9.3.De benadeelde partij [benadeelde partij 3]
De benadeelde partij [benadeelde partij 3] vordert in totaal € 546.500,81 aan materiële schadevergoeding en € 100.000,- aan immateriële schadevergoeding, te vermeerderen met de wettelijke rente en met oplegging van de schadevergoedingsmaatregel. Deze vordering is als volgt samengesteld.
Materiële schade:
Reiskosten
€ 429,09
Zorgkosten 2017 en 2018
€ 870,00
Reiskosten hoger beroep (toekomstig)
€ 500,00
Toekomstige medische kosten
€ 1.000,00
Gederfde inkomsten
€ 534.180,00
Aanvraag nieuw rijbewijs
€ 256,05
Extra studiekosten
€ 3.063,02
Buitengerechtelijke kosten
€ 3.480,00
Kosten in verband met ziekenhuisopname
Ter terechtzitting verhoogd van € 150,- naar € 252,-.
€ 252,00
Huishoudelijke hulp door ouders
€ 1.873,00
Minder uitkering ontvangen in verband met stoppen studie
Deze post is op de schriftelijke vordering abusievelijk niet opgeteld bij de totale materiële schade.
€ 704,65
Totaal materiële schade
€ 546.602,81
Immateriële schade - shockschade
€ 100.000,00
Totale schade
€ 646.602,81
Gevorderde proceskosten - kosten rechtsbijstand
€ 6.000,00
De benadeelde partij heeft diverse stukken ingebracht om haar vordering te onderbouwen. De advocaat van de benadeelde partij, mr. R.A. Korver, heeft de vordering ter terechtzitting nader toegelicht. De advocaat heeft verzocht om integrale toewijzing, met uitzondering van de posten die zien op toekomstige kosten, nu deze kosten nog niet gemaakt zijn en dit eventueel wel het geval kan zijn wanneer de zaak wordt behandeld in hoger beroep.

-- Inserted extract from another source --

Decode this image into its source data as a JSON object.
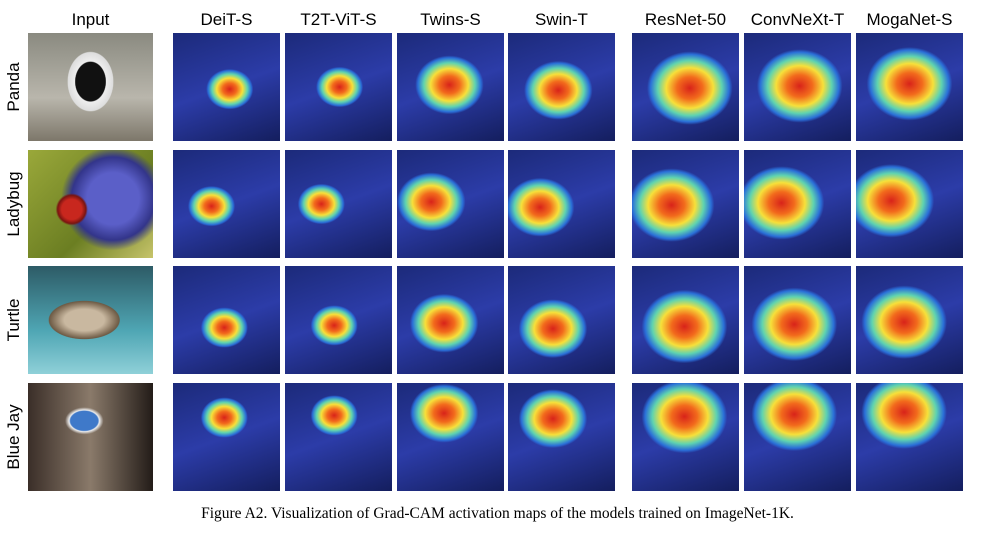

De officier van justitie heeft zich op het standpunt gesteld dat de gehele vordering hoofdelijk dient te worden toegewezen, met uitzondering van de posten toekomstige reiskosten en de toekomstige medische kosten. Daarnaast heeft de officier van justitie gevorderd dat de schadevergoedingsmaatregel dient te worden opgelegd.
Primair heeft de raadsman, gelet op de bepleite vrijspraak, aangevoerd dat de benadeelde partij niet-ontvankelijk moet worden verklaard in haar vordering. Subsidiair heeft hij zich ten aanzien van een aantal posten op het standpunt gesteld dat deze niet voor toewijzing vatbaar zijn, of dat de behandeling van de vordering een te zware belasting oplevert van het strafproces.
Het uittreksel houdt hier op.